2008/4/8, Michael Linfield <globyy3000 / hotmail.com>:
> Robert Klemme wrote:
>  > 2008/4/8, Michael Linfield <globyy3000 / hotmail.com>:
>
> >>  output2 = output[356131..712260]
>  >>     end
>
> >>  Any ideas that would speed this up are much appreciated!! Otherwise I'll
>  >>  be back in 3 months IF I dont get an error :D
>  >
>  > Obviously there is a lot of code missing from the piece above.  Can
>  > you explain, what you are trying to achieve?  What is your input file
>  > format and what kind of transformation do you want to do on it?  I
>  > looked through your other postings but it did not become clear to me.
>  >
>  > Cheers
>  >
>  > robert
>
>
> Alright heres the breakdown of everything.
>
>
>  dataArray = []
>
>  # arrayOut consist of all integer data stored in a text file.
>  # its called upon via IO.foreach("data.txt"){|x| dataArray << x}
>  # dataArray being just a predefined array ie: dataArray = []
>
>
>  output = arrayOut.to_s.chop!.split(",")
>
>
> #Each of these outputs breaks down this huge array into 4 smaller arrays
>
> output1 = output[0..356130]
>  output2 = output[356131..712260]
>  output3 = output[712261..1068390]
>  output4 = output[1068391..1424521]
>
>
> #hashRange[out] is basically calling a hash in the following context.
>  # hash = { 1=> { 20000..30000 => 12345 } }
>  #so 'out' is calling the range of the key to which contains its defined
>  value
>  #basically its saying hashRange[25000]    #=> 12345   as an example
>
>  #everything imported to dataArray is a string, so it must be converted
>  to an
>  #integer to correctly match the range key
>
>  #after benchmarking some elements of the loop below its found to be
>  #the push = hashRange[out] is whats slowing everything down.
>  #everything a nil 'out' is shoved into the query it takes about 8sec.
>  #when its a correct number, takes about 5sec
>
>  #the hashRange file is about 78mb, to which I had to load in as
>  #8 separate data files, then shove those into an eval to convert it
>  #to a hash
>
>
>  count = 0
>     output1.each do |out|
>       out = out.to_i
>       push = hashRange[out]
>       dataArray << push
>       count+=1
>       puts "#{push} - #{count}"     #Testing purposes
>     end
>
>
> #I guess what I need now is a faster way to access this pre-defined
>  hash.
>  #SQL is one possibility but that could be considered a whole other
>  #forum post :)
>
>  Any other questions feel free to ask,
>  Your guy's insight is much appreciated.

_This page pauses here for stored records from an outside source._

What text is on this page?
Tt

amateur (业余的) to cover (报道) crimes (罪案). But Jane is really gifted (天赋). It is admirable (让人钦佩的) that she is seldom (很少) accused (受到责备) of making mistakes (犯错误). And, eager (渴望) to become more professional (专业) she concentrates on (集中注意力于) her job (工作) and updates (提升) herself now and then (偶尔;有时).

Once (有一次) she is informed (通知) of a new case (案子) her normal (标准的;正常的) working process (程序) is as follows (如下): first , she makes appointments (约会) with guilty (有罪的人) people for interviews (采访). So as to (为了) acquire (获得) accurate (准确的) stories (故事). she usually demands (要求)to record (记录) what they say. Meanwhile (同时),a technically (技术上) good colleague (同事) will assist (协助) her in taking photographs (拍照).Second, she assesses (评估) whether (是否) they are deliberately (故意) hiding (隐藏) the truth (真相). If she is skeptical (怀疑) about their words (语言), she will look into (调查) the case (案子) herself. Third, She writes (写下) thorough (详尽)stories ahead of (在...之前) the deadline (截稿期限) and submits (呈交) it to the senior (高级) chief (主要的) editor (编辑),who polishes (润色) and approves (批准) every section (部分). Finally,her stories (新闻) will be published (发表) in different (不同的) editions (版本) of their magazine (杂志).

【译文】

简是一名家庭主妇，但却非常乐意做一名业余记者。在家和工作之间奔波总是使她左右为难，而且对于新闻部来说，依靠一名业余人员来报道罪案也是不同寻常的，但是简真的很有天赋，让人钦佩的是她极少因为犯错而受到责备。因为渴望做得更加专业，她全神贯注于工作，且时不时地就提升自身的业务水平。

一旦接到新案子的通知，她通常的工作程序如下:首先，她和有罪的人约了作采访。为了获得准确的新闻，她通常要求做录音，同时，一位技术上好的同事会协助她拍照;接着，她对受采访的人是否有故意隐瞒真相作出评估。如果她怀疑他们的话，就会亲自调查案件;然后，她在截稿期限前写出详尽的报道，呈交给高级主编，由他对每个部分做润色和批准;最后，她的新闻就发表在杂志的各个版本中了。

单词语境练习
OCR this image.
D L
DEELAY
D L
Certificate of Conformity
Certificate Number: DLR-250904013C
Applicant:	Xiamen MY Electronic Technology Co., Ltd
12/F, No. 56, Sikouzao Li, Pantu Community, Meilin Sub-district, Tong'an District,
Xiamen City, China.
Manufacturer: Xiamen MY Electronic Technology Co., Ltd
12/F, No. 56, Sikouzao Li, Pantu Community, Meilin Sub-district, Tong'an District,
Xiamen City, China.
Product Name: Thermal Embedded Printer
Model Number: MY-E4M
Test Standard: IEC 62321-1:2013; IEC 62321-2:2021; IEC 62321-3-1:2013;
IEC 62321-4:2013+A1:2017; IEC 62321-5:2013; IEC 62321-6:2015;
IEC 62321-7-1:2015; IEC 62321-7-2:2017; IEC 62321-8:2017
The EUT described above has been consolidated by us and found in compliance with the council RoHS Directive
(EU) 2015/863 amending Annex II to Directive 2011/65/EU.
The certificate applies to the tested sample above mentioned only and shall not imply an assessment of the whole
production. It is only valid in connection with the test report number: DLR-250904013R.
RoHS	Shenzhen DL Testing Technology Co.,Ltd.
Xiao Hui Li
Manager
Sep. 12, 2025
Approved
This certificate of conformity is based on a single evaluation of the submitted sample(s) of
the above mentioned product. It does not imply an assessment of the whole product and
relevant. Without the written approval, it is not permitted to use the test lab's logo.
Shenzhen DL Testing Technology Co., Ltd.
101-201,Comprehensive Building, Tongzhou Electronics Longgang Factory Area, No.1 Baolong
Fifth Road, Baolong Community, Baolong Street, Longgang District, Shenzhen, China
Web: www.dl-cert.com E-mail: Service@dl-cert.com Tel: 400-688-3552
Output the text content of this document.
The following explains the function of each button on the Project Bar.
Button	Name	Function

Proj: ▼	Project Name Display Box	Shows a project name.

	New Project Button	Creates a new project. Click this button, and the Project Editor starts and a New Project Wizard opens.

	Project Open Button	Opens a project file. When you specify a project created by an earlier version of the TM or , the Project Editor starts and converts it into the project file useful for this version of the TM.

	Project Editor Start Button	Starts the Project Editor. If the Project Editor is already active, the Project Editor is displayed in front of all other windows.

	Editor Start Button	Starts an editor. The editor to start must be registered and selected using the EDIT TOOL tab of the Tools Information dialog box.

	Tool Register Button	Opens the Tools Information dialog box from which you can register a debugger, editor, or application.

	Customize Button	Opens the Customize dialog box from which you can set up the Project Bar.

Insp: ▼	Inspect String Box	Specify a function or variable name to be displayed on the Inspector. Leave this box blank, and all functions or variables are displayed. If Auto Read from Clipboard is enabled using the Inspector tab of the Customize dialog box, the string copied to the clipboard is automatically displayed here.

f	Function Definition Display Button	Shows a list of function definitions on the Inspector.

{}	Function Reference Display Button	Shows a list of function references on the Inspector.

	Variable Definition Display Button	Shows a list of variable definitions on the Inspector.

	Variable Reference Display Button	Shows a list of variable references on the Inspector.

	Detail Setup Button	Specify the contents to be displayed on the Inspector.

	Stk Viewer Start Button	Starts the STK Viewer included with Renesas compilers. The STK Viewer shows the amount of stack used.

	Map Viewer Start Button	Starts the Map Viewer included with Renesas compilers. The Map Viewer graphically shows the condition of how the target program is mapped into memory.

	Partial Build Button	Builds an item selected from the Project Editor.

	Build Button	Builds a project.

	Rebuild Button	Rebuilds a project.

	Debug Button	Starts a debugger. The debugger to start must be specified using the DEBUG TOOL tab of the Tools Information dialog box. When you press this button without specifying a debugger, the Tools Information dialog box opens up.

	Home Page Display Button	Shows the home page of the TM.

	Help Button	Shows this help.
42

Let's see whether I understood correctly: you have a file with
multiple integer numbers per line.  You have defined a range mapping,
i.e. each interval an int can be in has a label.  You want to read in
all ints and output their labels.

If this is correct, this is what I'd do:

$ ruby -e '20.times {|i| puts i}' >| x
14:54:37 /c/Temp
$ ./rl.rb x
low
low
medium
medium
medium
high
high
high
high
high
no label
no label
no label
no label
no label
no label
no label
no label
no label
no label
14:54:41 /c/Temp
$ cat rl.rb
#!/bin/env ruby

class RangeLabels
  def initialize(labels)
    @labels = labels.sort_by {|key,lab| key}
  end

  def lookup(val)
    # slow, this can be improved by binary search!
    @labels.each do |key, lab|
      return lab if val < key
    end
    "no label"
  end
end

rl = RangeLabels.new [
  [2, "low"],
  [5, "medium"],
  [10, "high"],
]

ARGF.each do |line|
  first = true
  line.scan /\d+/ do |val|
    if first
      first = false
    else
      print ", "
    end

    print rl.lookup(val.to_i)
  end

  print "\n"
end
14:54:52 /c/Temp
$

Kind regards

robert

-- 
use.inject do |as, often| as.you_can - without end